I’m not sure that kgb and ChaCha can teach us anything new, but they definitely remind us that today’s patrons want near-instant assistance.
Some libraries enhance their reference availability by participating in shared reference with other libraries. I’ve never worked in a library that participated in such an arrangement, but we should all do our best to be responsive to our patrons.
When I worked at Norwich, I was really proud of how quickly we responded to virtual reference questions. We checked email and Meebo every day (including weekends). I liked seeing that our colleagues would even reply to lengthy or complicated questions with a quick note saying “Got your message, I’ll look for some information and be in touch.” Responding promptly to our patrons’ questions is a pretty simple way to keep our them happy and coming back for more.
(I’ll admit: once I knew I wasn’t going to return to work after kiddo was born, I toyed with the idea of becoming a ChaCha Guide or kgb Agent during my extended leave from librarianship. While I’m home with Jacey, why not help settle bar bets, send driving directions, and relay weather reports in 140 characters or less? Earn Mama some spending money one dime at a time.)
Books are wonderful.
Books are a terrible brand for libraries.
These two positions are not incompatible.
Dorothea can you say what you mean by “books are a terrible brand for libraries”? I’m not disagreeing, I’m just interested in the reasoning.

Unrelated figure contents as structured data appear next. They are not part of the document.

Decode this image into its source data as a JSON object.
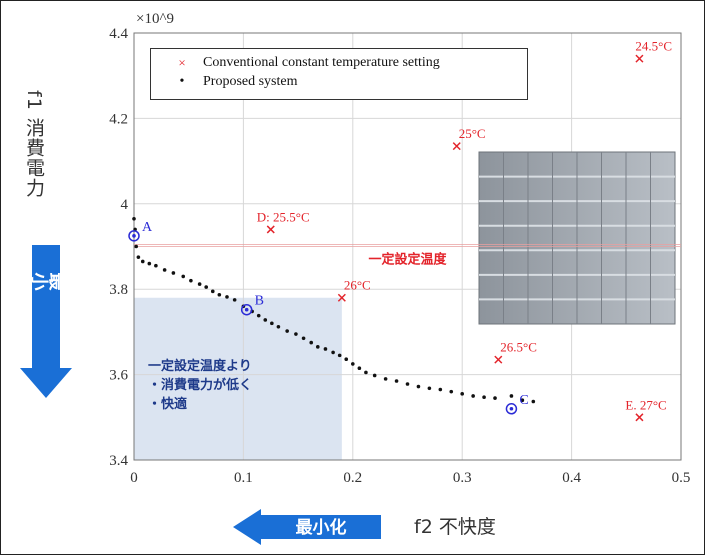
{
  "chart_data": {
    "type": "scatter",
    "ylabel": "f1 消費電力",
    "xlabel": "f2 不快度",
    "y_exponent": "×10^9",
    "xlim": [
      0,
      0.5
    ],
    "ylim": [
      3.4,
      4.4
    ],
    "x_ticks": [
      "0",
      "0.1",
      "0.2",
      "0.3",
      "0.4",
      "0.5"
    ],
    "y_ticks": [
      "3.4",
      "3.6",
      "3.8",
      "4",
      "4.2",
      "4.4"
    ],
    "legend": {
      "conventional": "Conventional constant temperature setting",
      "proposed": "Proposed system"
    },
    "conventional_points": [
      {
        "x": 0.462,
        "y": 4.34,
        "label": "24.5°C"
      },
      {
        "x": 0.295,
        "y": 4.135,
        "label": "25°C"
      },
      {
        "x": 0.125,
        "y": 3.94,
        "label": "D: 25.5°C"
      },
      {
        "x": 0.19,
        "y": 3.78,
        "label": "26°C"
      },
      {
        "x": 0.333,
        "y": 3.635,
        "label": "26.5°C"
      },
      {
        "x": 0.462,
        "y": 3.5,
        "label": "E. 27°C"
      }
    ],
    "proposed_points": [
      [
        0.0,
        3.965
      ],
      [
        0.001,
        3.94
      ],
      [
        0.002,
        3.9
      ],
      [
        0.004,
        3.875
      ],
      [
        0.008,
        3.865
      ],
      [
        0.014,
        3.86
      ],
      [
        0.02,
        3.855
      ],
      [
        0.028,
        3.845
      ],
      [
        0.036,
        3.838
      ],
      [
        0.045,
        3.83
      ],
      [
        0.052,
        3.82
      ],
      [
        0.06,
        3.812
      ],
      [
        0.066,
        3.805
      ],
      [
        0.072,
        3.795
      ],
      [
        0.078,
        3.787
      ],
      [
        0.085,
        3.782
      ],
      [
        0.092,
        3.775
      ],
      [
        0.1,
        3.76
      ],
      [
        0.108,
        3.748
      ],
      [
        0.114,
        3.738
      ],
      [
        0.12,
        3.728
      ],
      [
        0.126,
        3.72
      ],
      [
        0.132,
        3.712
      ],
      [
        0.14,
        3.702
      ],
      [
        0.148,
        3.695
      ],
      [
        0.155,
        3.685
      ],
      [
        0.162,
        3.675
      ],
      [
        0.168,
        3.665
      ],
      [
        0.175,
        3.66
      ],
      [
        0.182,
        3.652
      ],
      [
        0.188,
        3.645
      ],
      [
        0.194,
        3.636
      ],
      [
        0.2,
        3.625
      ],
      [
        0.206,
        3.615
      ],
      [
        0.212,
        3.605
      ],
      [
        0.22,
        3.598
      ],
      [
        0.23,
        3.59
      ],
      [
        0.24,
        3.585
      ],
      [
        0.25,
        3.578
      ],
      [
        0.26,
        3.572
      ],
      [
        0.27,
        3.568
      ],
      [
        0.28,
        3.565
      ],
      [
        0.29,
        3.56
      ],
      [
        0.3,
        3.555
      ],
      [
        0.31,
        3.55
      ],
      [
        0.32,
        3.547
      ],
      [
        0.33,
        3.545
      ],
      [
        0.345,
        3.55
      ],
      [
        0.355,
        3.54
      ],
      [
        0.365,
        3.537
      ]
    ],
    "highlighted": [
      {
        "name": "A",
        "x": 0.0,
        "y": 3.925
      },
      {
        "name": "B",
        "x": 0.103,
        "y": 3.752
      },
      {
        "name": "C",
        "x": 0.345,
        "y": 3.52
      }
    ],
    "region_text": [
      "一定設定温度より",
      "・消費電力が低く",
      "・快適"
    ],
    "reference_label": "一定設定温度"
  },
  "arrows": {
    "vertical": "最小化",
    "horizontal": "最小化"
  },
  "colors": {
    "conventional": "#e3242b",
    "proposed": "#111111",
    "highlight": "#2b2bd6",
    "region": "#dbe4f1",
    "arrow": "#1a6fd6"
  }
}
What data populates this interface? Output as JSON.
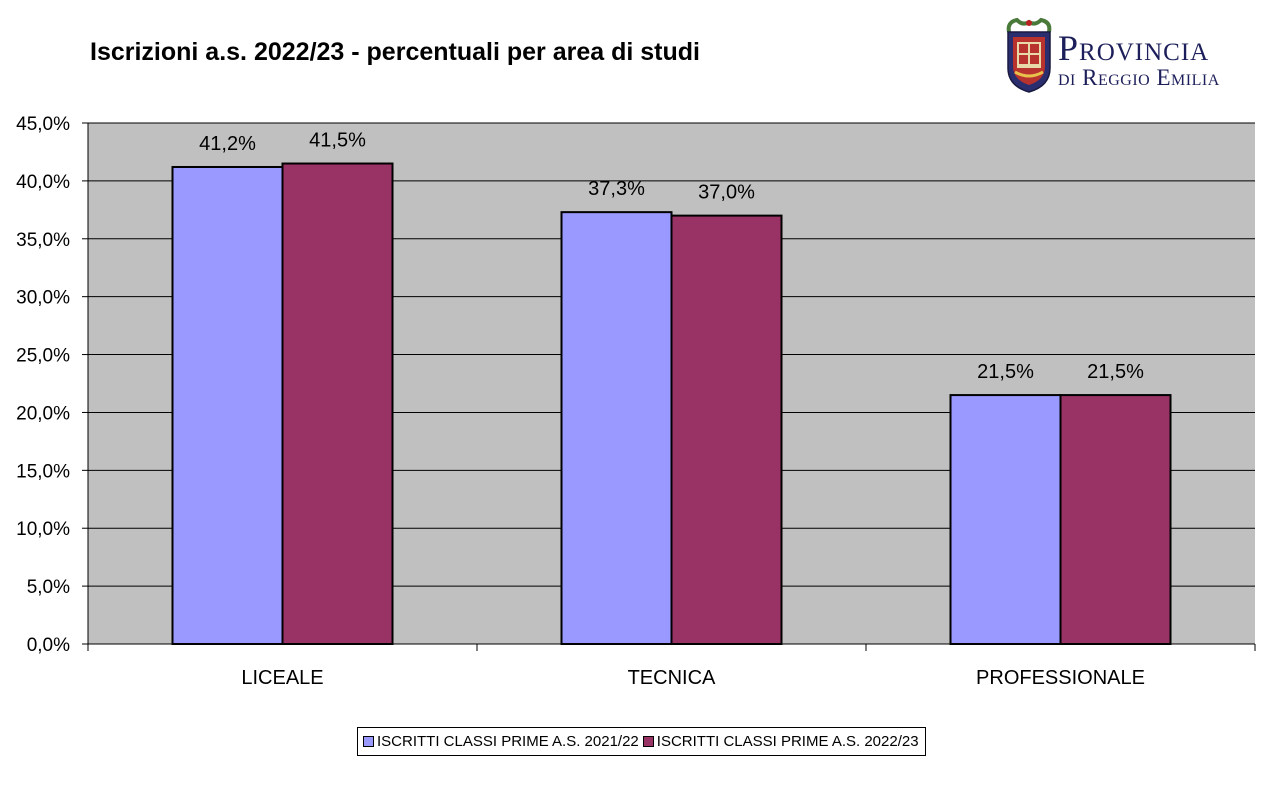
{
  "chart_data": {
    "type": "bar",
    "title": "Iscrizioni a.s. 2022/23 - percentuali per area di studi",
    "categories": [
      "LICEALE",
      "TECNICA",
      "PROFESSIONALE"
    ],
    "series": [
      {
        "name": "ISCRITTI CLASSI PRIME A.S. 2021/22",
        "color": "#9999ff",
        "values": [
          41.2,
          37.3,
          21.5
        ],
        "labels": [
          "41,2%",
          "37,3%",
          "21,5%"
        ]
      },
      {
        "name": "ISCRITTI CLASSI PRIME A.S. 2022/23",
        "color": "#993366",
        "values": [
          41.5,
          37.0,
          21.5
        ],
        "labels": [
          "41,5%",
          "37,0%",
          "21,5%"
        ]
      }
    ],
    "ylim": [
      0,
      45
    ],
    "yticks": [
      0,
      5,
      10,
      15,
      20,
      25,
      30,
      35,
      40,
      45
    ],
    "ytick_labels": [
      "0,0%",
      "5,0%",
      "10,0%",
      "15,0%",
      "20,0%",
      "25,0%",
      "30,0%",
      "35,0%",
      "40,0%",
      "45,0%"
    ],
    "xlabel": "",
    "ylabel": "",
    "grid": true,
    "plot_background": "#c0c0c0",
    "legend_position": "bottom"
  },
  "logo": {
    "line1": "Provincia",
    "line2": "di Reggio Emilia",
    "icon": "coat-of-arms-icon"
  }
}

Perhaps there is a conversation or article I’m missing?
Otherwise, we at least make a haiku out of that:
books are wonderful
and a poor library brand
no contradiction
Partly, I think you could say what I said above, that the role of books is changing. But you could also say it’s a poor brand because if people think of books when they think of libraries, it doesn’t go the other way that they think of libraries when they think of books. Does *anything* make people think of libraries? Not trivia questions.
So, like I said, I’m interested to know what you mean.
Maybe we need to pool our resources and create a series of commericals that we can run nationally that would rival companies like kgb.
Yeah, I know, but I figured I would throw the idea out there anyway.